La première fois en 1818 (***) lorsque les troupes de Mohamed Ali, lui-même en train d’élaborer l’esquisse de la dynastie des khédives, ont détruit sur instruction de la Sublime Porte la ville de Dir’iyya, repaire des sectataires du wahhabisme et ont fait chuter le premier royaume des Najdis. La seconde fut l’affrontement désastreux du point de vue des pertes humaines et des ressources matérielles quand Nasser avait soutenu la République du Yémen contre les royalistes soutenus par les Bédouins du Najd. A l’époque, le caractère zaydite « chiite » du monarque yéménite ne gênait pas les wahhabites car c’était un chiisme conservateur, ce qui prouve bien le caractère idéologiquement opportuniste du wahhabisme qui se veut puriste sur le plan religieux au niveau des apparences rituelles, mais qui ne se mobilise en fait que contre les mouvements qui, d’une façon ou d’une autre, se prononcent ne serait-ce que timidement en faveur du peuple. Ce qui explique la guerre actuelle contre les Houthis qui eux sont sur le plan formel tout autant zaydites « chiites » que l’ancien monarque yéménite, mais qui ont aux yeux de Riyad l’inconvénient rédhibitoire d’être des républicains et promoteurs des intérêts populaires et nationaux.

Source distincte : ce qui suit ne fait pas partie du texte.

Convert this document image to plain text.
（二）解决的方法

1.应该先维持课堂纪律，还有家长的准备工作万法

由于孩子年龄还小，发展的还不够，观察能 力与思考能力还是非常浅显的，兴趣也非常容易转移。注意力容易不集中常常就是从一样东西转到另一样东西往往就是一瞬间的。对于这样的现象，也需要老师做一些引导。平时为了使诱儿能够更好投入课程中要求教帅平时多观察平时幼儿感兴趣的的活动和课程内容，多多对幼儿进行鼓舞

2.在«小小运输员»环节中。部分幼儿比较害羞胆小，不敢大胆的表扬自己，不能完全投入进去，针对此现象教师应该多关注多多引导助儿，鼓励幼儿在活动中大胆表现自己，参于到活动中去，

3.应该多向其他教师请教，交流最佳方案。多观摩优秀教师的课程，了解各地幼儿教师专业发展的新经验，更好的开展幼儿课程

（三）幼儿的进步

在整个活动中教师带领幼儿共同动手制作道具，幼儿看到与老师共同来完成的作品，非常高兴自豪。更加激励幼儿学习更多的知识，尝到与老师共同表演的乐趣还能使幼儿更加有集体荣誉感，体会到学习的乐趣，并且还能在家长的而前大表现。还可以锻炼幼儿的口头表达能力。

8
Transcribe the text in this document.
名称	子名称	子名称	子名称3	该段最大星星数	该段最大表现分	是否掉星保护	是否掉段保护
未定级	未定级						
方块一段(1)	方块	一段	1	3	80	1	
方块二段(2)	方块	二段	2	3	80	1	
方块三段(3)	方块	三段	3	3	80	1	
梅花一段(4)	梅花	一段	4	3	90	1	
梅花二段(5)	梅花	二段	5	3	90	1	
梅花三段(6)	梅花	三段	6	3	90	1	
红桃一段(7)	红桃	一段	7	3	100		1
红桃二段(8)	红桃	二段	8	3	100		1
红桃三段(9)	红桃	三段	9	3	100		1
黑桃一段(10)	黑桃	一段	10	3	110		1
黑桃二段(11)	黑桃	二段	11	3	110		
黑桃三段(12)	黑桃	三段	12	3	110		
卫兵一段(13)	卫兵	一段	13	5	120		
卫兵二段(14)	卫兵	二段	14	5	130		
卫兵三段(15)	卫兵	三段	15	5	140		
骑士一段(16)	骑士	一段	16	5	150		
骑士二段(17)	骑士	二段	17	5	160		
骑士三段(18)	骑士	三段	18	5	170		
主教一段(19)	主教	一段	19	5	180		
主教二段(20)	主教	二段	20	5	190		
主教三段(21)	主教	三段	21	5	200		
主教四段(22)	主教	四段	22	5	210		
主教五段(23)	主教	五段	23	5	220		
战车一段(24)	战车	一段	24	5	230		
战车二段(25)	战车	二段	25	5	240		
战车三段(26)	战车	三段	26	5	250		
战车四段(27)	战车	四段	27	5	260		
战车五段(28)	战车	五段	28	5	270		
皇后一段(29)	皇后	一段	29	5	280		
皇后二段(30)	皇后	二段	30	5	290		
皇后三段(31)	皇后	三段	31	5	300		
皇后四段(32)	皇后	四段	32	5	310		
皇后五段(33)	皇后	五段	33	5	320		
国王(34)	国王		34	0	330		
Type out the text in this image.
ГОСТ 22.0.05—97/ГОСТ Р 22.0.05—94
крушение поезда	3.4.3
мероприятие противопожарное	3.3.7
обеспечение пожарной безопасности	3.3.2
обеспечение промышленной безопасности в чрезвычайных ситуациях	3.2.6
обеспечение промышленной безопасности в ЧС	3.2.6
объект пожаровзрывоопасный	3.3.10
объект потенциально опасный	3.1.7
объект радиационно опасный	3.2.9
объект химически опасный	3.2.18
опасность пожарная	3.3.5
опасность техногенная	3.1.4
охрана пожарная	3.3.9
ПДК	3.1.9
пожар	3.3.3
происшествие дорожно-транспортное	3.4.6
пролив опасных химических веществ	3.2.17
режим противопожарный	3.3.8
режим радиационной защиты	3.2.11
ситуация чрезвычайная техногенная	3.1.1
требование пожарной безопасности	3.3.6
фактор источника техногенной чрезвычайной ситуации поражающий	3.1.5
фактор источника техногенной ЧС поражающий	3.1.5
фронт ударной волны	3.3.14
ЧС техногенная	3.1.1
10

La longue guerre d’usure menée par Nasser au Yémen avait affaibli l’Egypte, situation prise en compte par les sionistes qui lancèrent l’offensive de 1967.

Le parti islamique égyptien Nour (Lumière), néo-fondamentaliste irrigué de pétrodollars séoudiens, soutient la candidature du maréchal Sissi, renouvelant ainsi sa position de mai 2014 en conformité avec les vœux des bailleurs de fonds du coup d’Etat de juillet 2013. L’islam peut se prêter à bien plus d’une option politique, servir de prétexte à la plus féroce des régressions sociales, comme il peut motiver des révolutions de type socialiste.

La parti en principe nationaliste libéral Wafd a rejeté la nomination de l’un de ses membres as-Sayed Badawi à la candidature pour la présidence de la République, le seul qui aurait pu concurrencer sérieusement Sissi. La capitulation de cette vieille formation est telle qu’elle a favorisé l’organisation de manifestations en faveur du maréchal dans des quartiers de la capitale par la jeunesse du parti Wafd. 

Khaled Ali, un avocat qui s’était mis sur les rangs pour une candidature a annoncé son retrait en raison d’intimidations envers des membres de sa campagne, certains furent arrêtés et d’autres molestés.

Sami Anan, général, ancien chef d’Etat-major, (s’est) a été retiré de la course à la Présidence le 23 janvier 2018. Il a été emprisonné et son fils Samir Sami Anan a déclaré que son lieu de détention est tenu secret.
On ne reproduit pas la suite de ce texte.